Monday, October 21, 2013

I am speaking at the IT Roadmap event in San Jose Oct 24

I will be doing a presentation on IPv6 at the Network World IT Roadmap event at the San Jose Convention Center on Thursday, Oct 24. If you are interested there is still time and room to registered for the event. My presentation is "IPv6, Now is the Time" and my long time friend and colleague John Hoffman from Oracle will be presenting with me talking about how Oracle is doing their IPv6 deployment and some of the  challenges and issues they have run into over time.
If you are in the area I encourage you to come attend the event. There is a wonderful line up of topics and presenters so it will be worth your time to come and attend.
- Ed

Thursday, October 17, 2013

Network Field Day 6 - Post Mortem

It has been close to a month since I participated in Network Field Day 6 and I am finally getting a chance to write up my thoughts and feelings about the experience overall but also the companies that participated and hosted all the delegates to show us what they are doing.

First, a quick perspective on what Stephen Foskett is doing with Tech Field Day (and all the related events he is involved with) - simply amazing.
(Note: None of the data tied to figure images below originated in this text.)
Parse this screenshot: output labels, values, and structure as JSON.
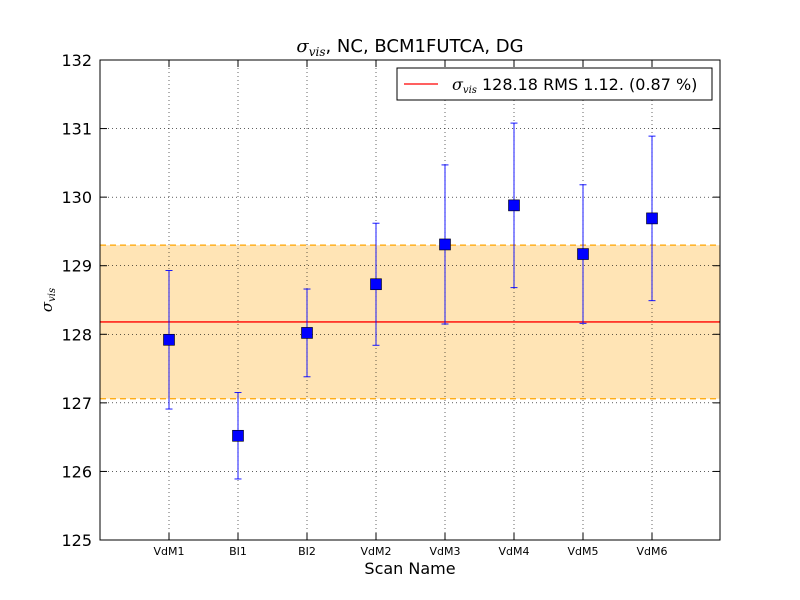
{
  "chart_data": {
    "type": "scatter",
    "title": {
      "symbol": "σ",
      "subscript": "vis",
      "rest": ", NC, BCM1FUTCA, DG"
    },
    "xlabel": "Scan Name",
    "ylabel": {
      "symbol": "σ",
      "subscript": "vis"
    },
    "categories": [
      "VdM1",
      "BI1",
      "BI2",
      "VdM2",
      "VdM3",
      "VdM4",
      "VdM5",
      "VdM6"
    ],
    "series": [
      {
        "values": [
          127.92,
          126.52,
          128.02,
          128.73,
          129.31,
          129.88,
          129.17,
          129.69
        ],
        "errors": [
          1.01,
          0.63,
          0.64,
          0.89,
          1.16,
          1.2,
          1.01,
          1.2
        ],
        "marker": "square",
        "color": "#0000ff"
      }
    ],
    "mean_line": {
      "value": 128.18,
      "color": "#ff0000"
    },
    "band": {
      "low": 127.06,
      "high": 129.3,
      "fill": "#ffe4b5",
      "edge": "#ffa500"
    },
    "legend": {
      "symbol": "σ",
      "subscript": "vis",
      "text": " 128.18 RMS 1.12. (0.87 %)",
      "placement": "top-right"
    },
    "ylim": [
      125,
      132
    ],
    "yticks": [
      "125",
      "126",
      "127",
      "128",
      "129",
      "130",
      "131",
      "132"
    ],
    "grid": true
  }
}
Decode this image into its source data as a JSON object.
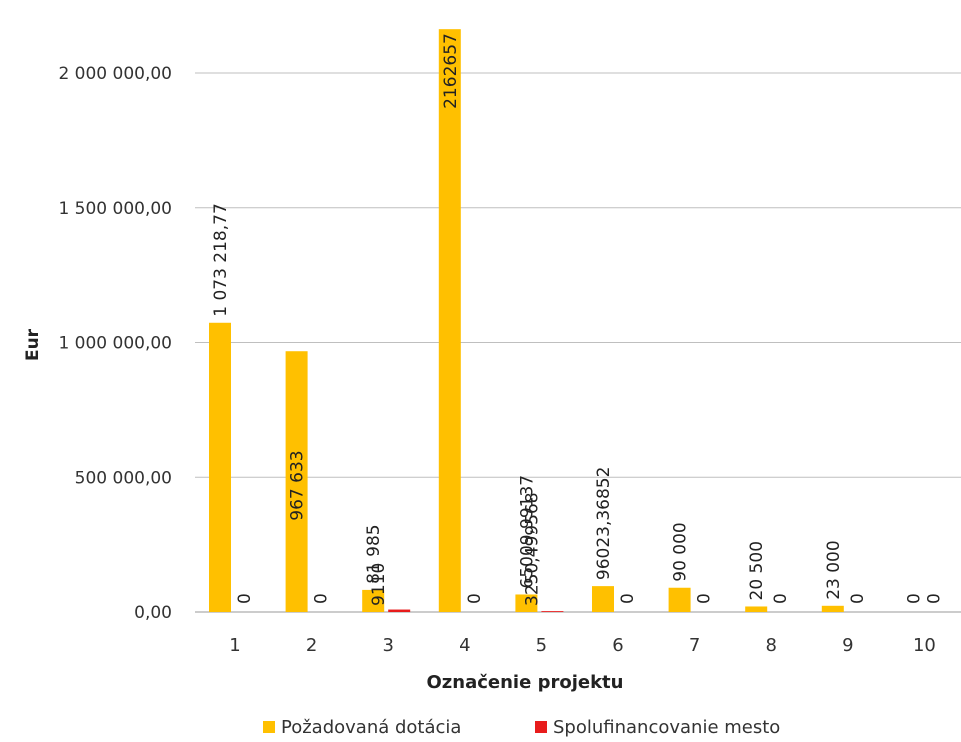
{
  "chart_data": {
    "type": "bar",
    "xlabel": "Označenie projektu",
    "ylabel": "Eur",
    "ylim": [
      0,
      2200000
    ],
    "grid": true,
    "legend_position": "bottom",
    "y_ticks": [
      {
        "value": 0,
        "label": "0,00"
      },
      {
        "value": 500000,
        "label": "500 000,00"
      },
      {
        "value": 1000000,
        "label": "1 000 000,00"
      },
      {
        "value": 1500000,
        "label": "1 500 000,00"
      },
      {
        "value": 2000000,
        "label": "2 000 000,00"
      }
    ],
    "categories": [
      "1",
      "2",
      "3",
      "4",
      "5",
      "6",
      "7",
      "8",
      "9",
      "10"
    ],
    "series": [
      {
        "name": "Požadovaná dotácia",
        "color": "#FFC000",
        "values": [
          1073218.77,
          967633,
          81985,
          2162657,
          65009.99137,
          96023.36852,
          90000,
          20500,
          23000,
          0
        ],
        "labels": [
          "1 073 218,77",
          "967 633",
          "81 985",
          "2162657",
          "65009,99137",
          "96023,36852",
          "90 000",
          "20 500",
          "23 000",
          "0"
        ]
      },
      {
        "name": "Spolufinancovanie mesto",
        "color": "#E81C1C",
        "values": [
          0,
          0,
          9110,
          0,
          3250.499568,
          0,
          0,
          0,
          0,
          0
        ],
        "labels": [
          "0",
          "0",
          "9110",
          "0",
          "3250,499568",
          "0",
          "0",
          "0",
          "0",
          "0"
        ]
      }
    ]
  }
}
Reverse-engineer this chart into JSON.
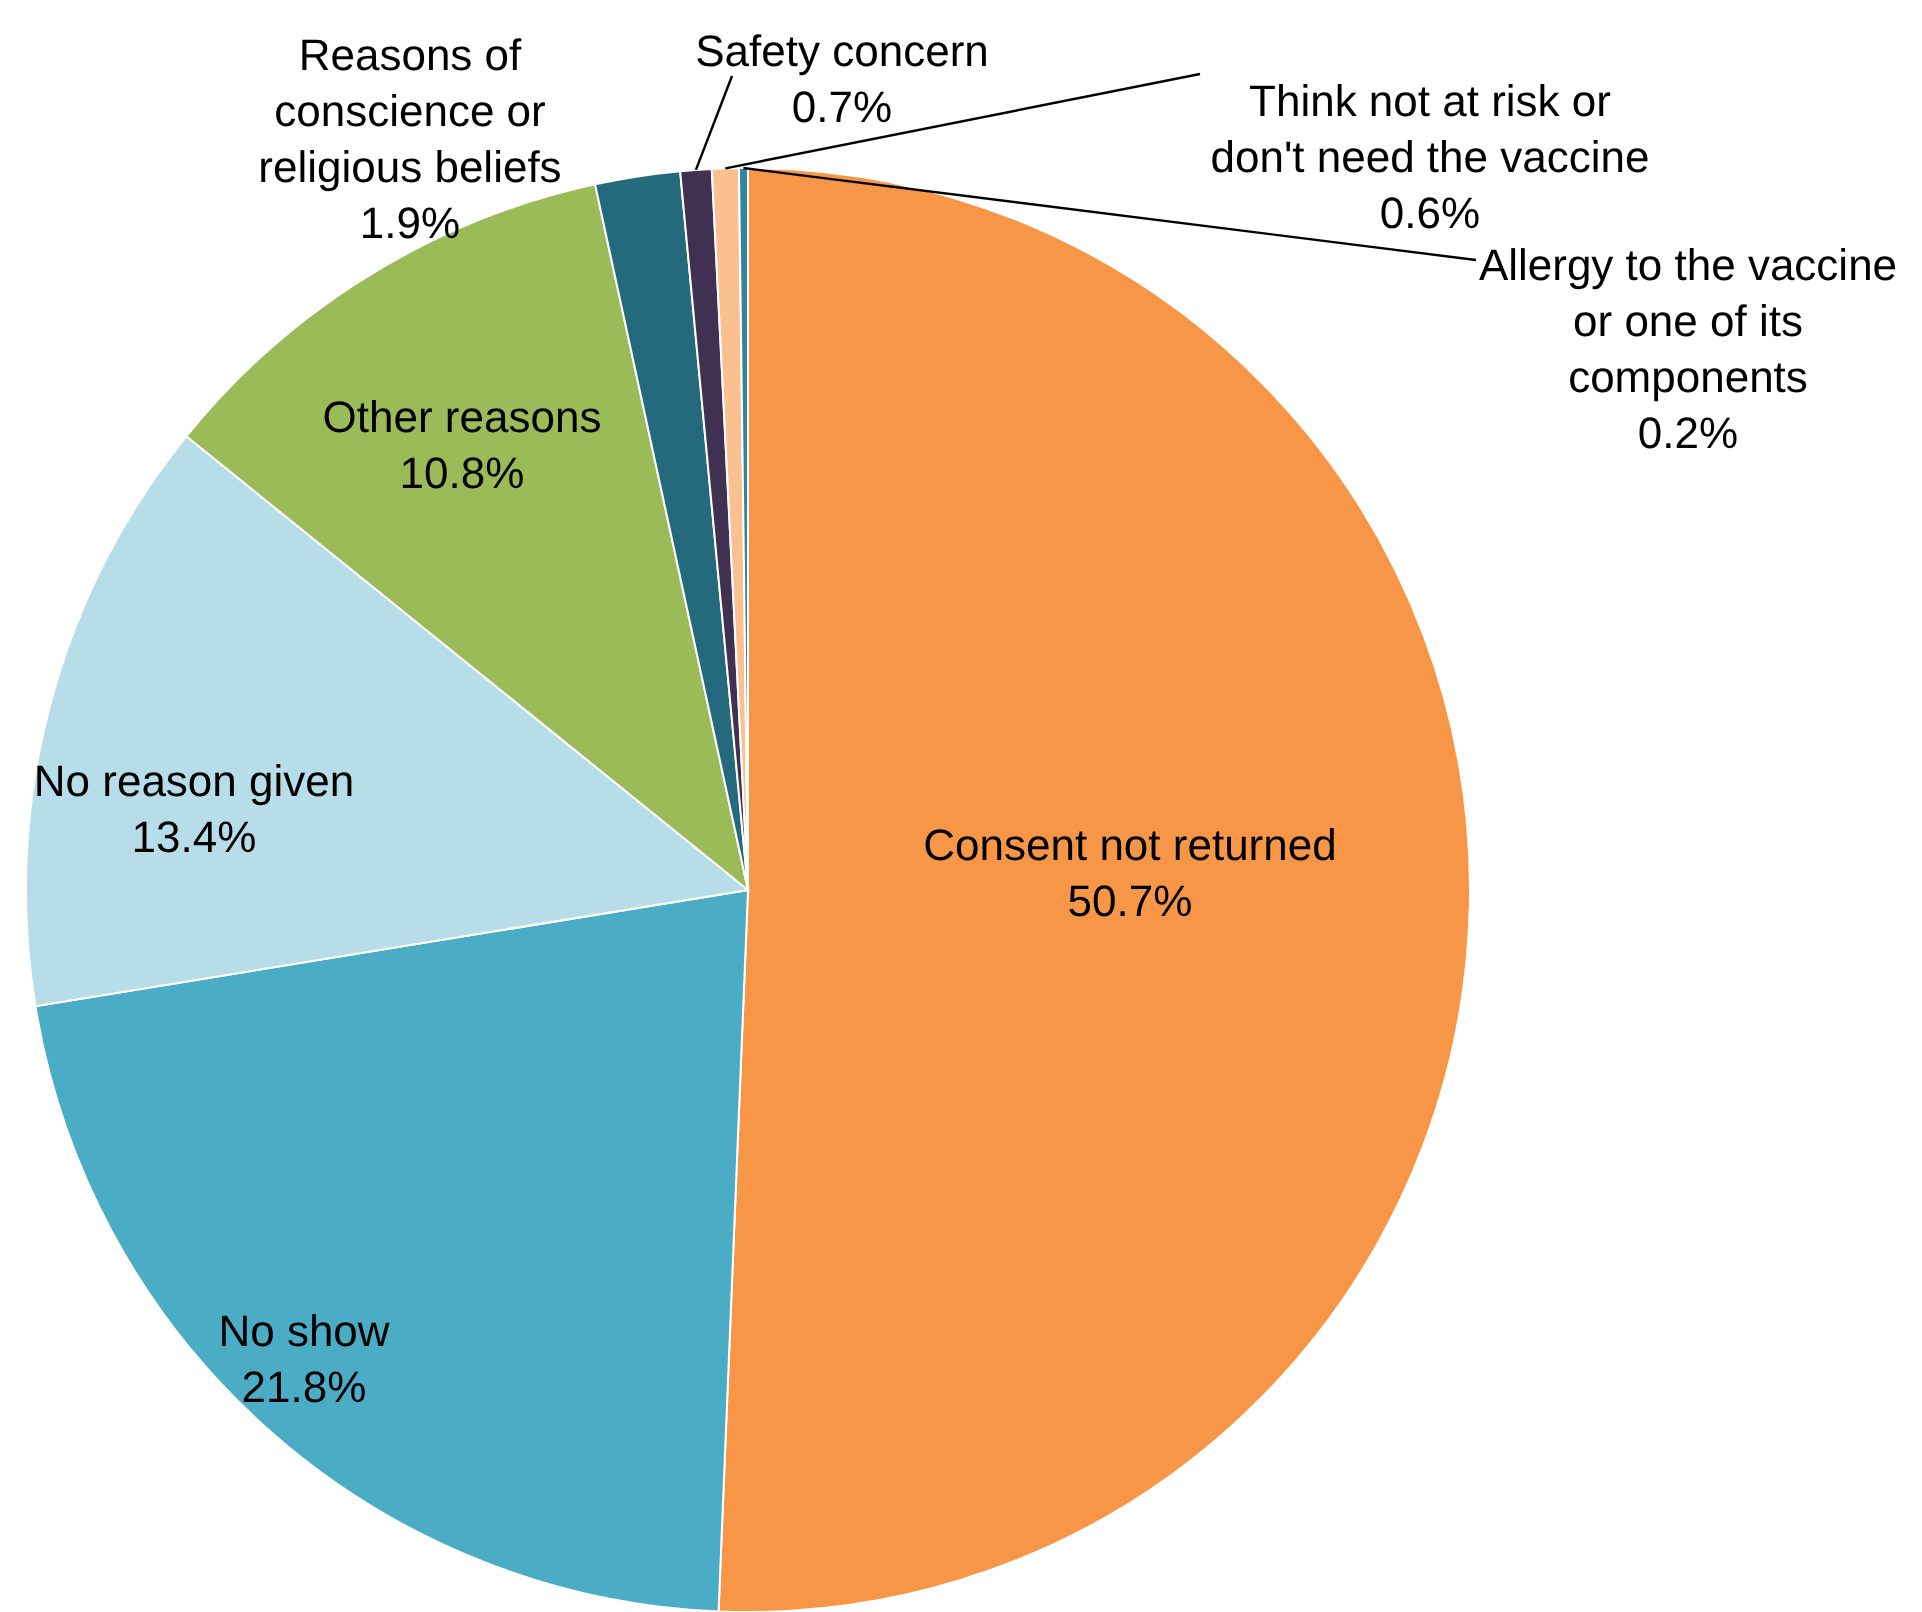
{
  "chart_data": {
    "type": "pie",
    "categories": [
      "Consent not returned",
      "No show",
      "No reason given",
      "Other reasons",
      "Reasons of conscience or religious beliefs",
      "Safety concern",
      "Think not at risk or don't need the vaccine",
      "Allergy to the vaccine or one of its components"
    ],
    "values": [
      50.7,
      21.8,
      13.4,
      10.8,
      1.9,
      0.7,
      0.6,
      0.2
    ],
    "colors": [
      "#f79646",
      "#4bacc6",
      "#b7dde8",
      "#9bbb59",
      "#256a7c",
      "#403152",
      "#fac090",
      "#31859c"
    ],
    "value_labels": [
      "50.7%",
      "21.8%",
      "13.4%",
      "10.8%",
      "1.9%",
      "0.7%",
      "0.6%",
      "0.2%"
    ]
  }
}
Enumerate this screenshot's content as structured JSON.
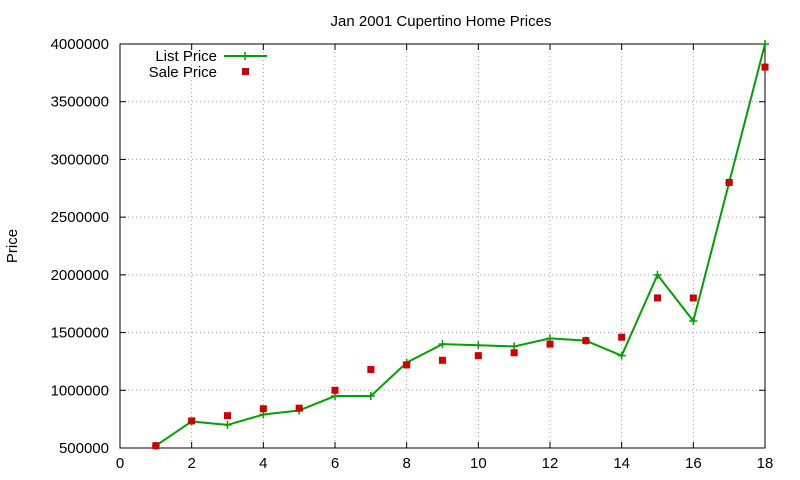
{
  "chart_data": {
    "type": "line",
    "title": "Jan 2001 Cupertino Home Prices",
    "xlabel": "",
    "ylabel": "Price",
    "xlim": [
      0,
      18
    ],
    "ylim": [
      500000,
      4000000
    ],
    "xticks": [
      0,
      2,
      4,
      6,
      8,
      10,
      12,
      14,
      16,
      18
    ],
    "yticks": [
      500000,
      1000000,
      1500000,
      2000000,
      2500000,
      3000000,
      3500000,
      4000000
    ],
    "grid": true,
    "legend_position": "top-left",
    "series": [
      {
        "name": "List Price",
        "style": "line-with-plus-markers",
        "color": "#00a000",
        "x": [
          1,
          2,
          3,
          4,
          5,
          6,
          7,
          8,
          9,
          10,
          11,
          12,
          13,
          14,
          15,
          16,
          17,
          18
        ],
        "y": [
          520000,
          730000,
          700000,
          790000,
          825000,
          950000,
          950000,
          1240000,
          1400000,
          1390000,
          1380000,
          1450000,
          1430000,
          1300000,
          2000000,
          1600000,
          2800000,
          4000000
        ]
      },
      {
        "name": "Sale Price",
        "style": "square-markers",
        "color": "#cc0000",
        "x": [
          1,
          2,
          3,
          4,
          5,
          6,
          7,
          8,
          9,
          10,
          11,
          12,
          13,
          14,
          15,
          16,
          17,
          18
        ],
        "y": [
          520000,
          735000,
          780000,
          840000,
          845000,
          1000000,
          1180000,
          1220000,
          1260000,
          1300000,
          1325000,
          1400000,
          1430000,
          1460000,
          1800000,
          1800000,
          2800000,
          3800000
        ]
      }
    ]
  }
}
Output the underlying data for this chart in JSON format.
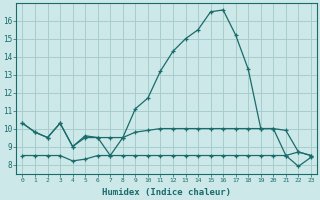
{
  "xlabel": "Humidex (Indice chaleur)",
  "bg_color": "#cde8e8",
  "grid_color": "#a8cccc",
  "line_color": "#1a6b6b",
  "xlim": [
    -0.5,
    23.5
  ],
  "ylim": [
    7.5,
    17.0
  ],
  "yticks": [
    8,
    9,
    10,
    11,
    12,
    13,
    14,
    15,
    16
  ],
  "xticks": [
    0,
    1,
    2,
    3,
    4,
    5,
    6,
    7,
    8,
    9,
    10,
    11,
    12,
    13,
    14,
    15,
    16,
    17,
    18,
    19,
    20,
    21,
    22,
    23
  ],
  "line_top_y": [
    10.3,
    9.8,
    9.5,
    10.3,
    9.0,
    9.5,
    9.5,
    8.5,
    9.5,
    11.1,
    11.7,
    13.2,
    14.3,
    15.0,
    15.5,
    16.5,
    16.6,
    15.2,
    13.3,
    10.0,
    10.0,
    9.9,
    8.7,
    8.5
  ],
  "line_mid_y": [
    10.3,
    9.8,
    9.5,
    10.3,
    9.0,
    9.6,
    9.5,
    9.5,
    9.5,
    9.8,
    9.9,
    10.0,
    10.0,
    10.0,
    10.0,
    10.0,
    10.0,
    10.0,
    10.0,
    10.0,
    10.0,
    8.5,
    8.7,
    8.5
  ],
  "line_bot_y": [
    8.5,
    8.5,
    8.5,
    8.5,
    8.2,
    8.3,
    8.5,
    8.5,
    8.5,
    8.5,
    8.5,
    8.5,
    8.5,
    8.5,
    8.5,
    8.5,
    8.5,
    8.5,
    8.5,
    8.5,
    8.5,
    8.5,
    7.9,
    8.4
  ]
}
I can't say enough about how impressed I was with the event. The engagement and quality of the delegates was fantastic and the overall experience of interacting and meeting folks of that caliber was really special. For that alone I give a tip of the hat to Stephen, Tom and Claire for all their hard work in pulling together such a unique opportunity and event.

Second, I have a slightly different perspective of things being a first time delegate and perhaps not as prolific a blogger as some of the other delegates. I thought since I have had some time to think about who I saw at NFD6 I would give you my impressions of the companies who presented and which has had a lasting impact of still being top of mind for me.


With that, I would say the lasting impact company has to be ThousandEyes. Thousand Eyes has an IT performance management platform that I can see a ton of different customers using to solve all sorts of unique problems that until now are relatively difficult to do.

First of all, the easiest way to see how their product works is to check out their videos that gives the overview. What struck me right away with what they were doing is how obvious it was and then wondering why no one had done that before! To me, that is the sign of a great product, when it just clicks and makes sense.

So what is unique about what they are doing? It is the marriage of good graphical monitoring solution with public and private agents but designed for monitoring SaaS applications. They aggregate information from both private agents (that you can run from any location you control) and public agent sites that they maintain. In addition, their service and design works so well that major SaaS providers are using it themselves to measure their performance. If you are responsible for measuring and reporting on SaaS SLA's at all than you should be seriously looking at what they are doing. That really is how they are unique. There are lots of performance monitoring tools out in the market but this is the first that marry together these functions and in an elegant way that is very intuitive.

To be fair, I was impressed with many of the other manufactures that participated in NFD6 and I will likely take a moment to put a blog article together on them also but of all the companies Thousand Eyes really stood out. So there you have it, a company you should really go check out what they are doing.
- Ed


Disclosure and Disclaimer:
Thousand Eyes (and other manufactures) participated in the Networking Field Day 6 event, thus indirectly covering some of my travel expenses. At no time did they ask for, nor where they promised any kind of consideration in the writing of this review.  The opinions and analysis provided within are my own and any errors or omissions are mine and mine alone unless I specifically blame someone else for my mistakes, which is uncool but might happen.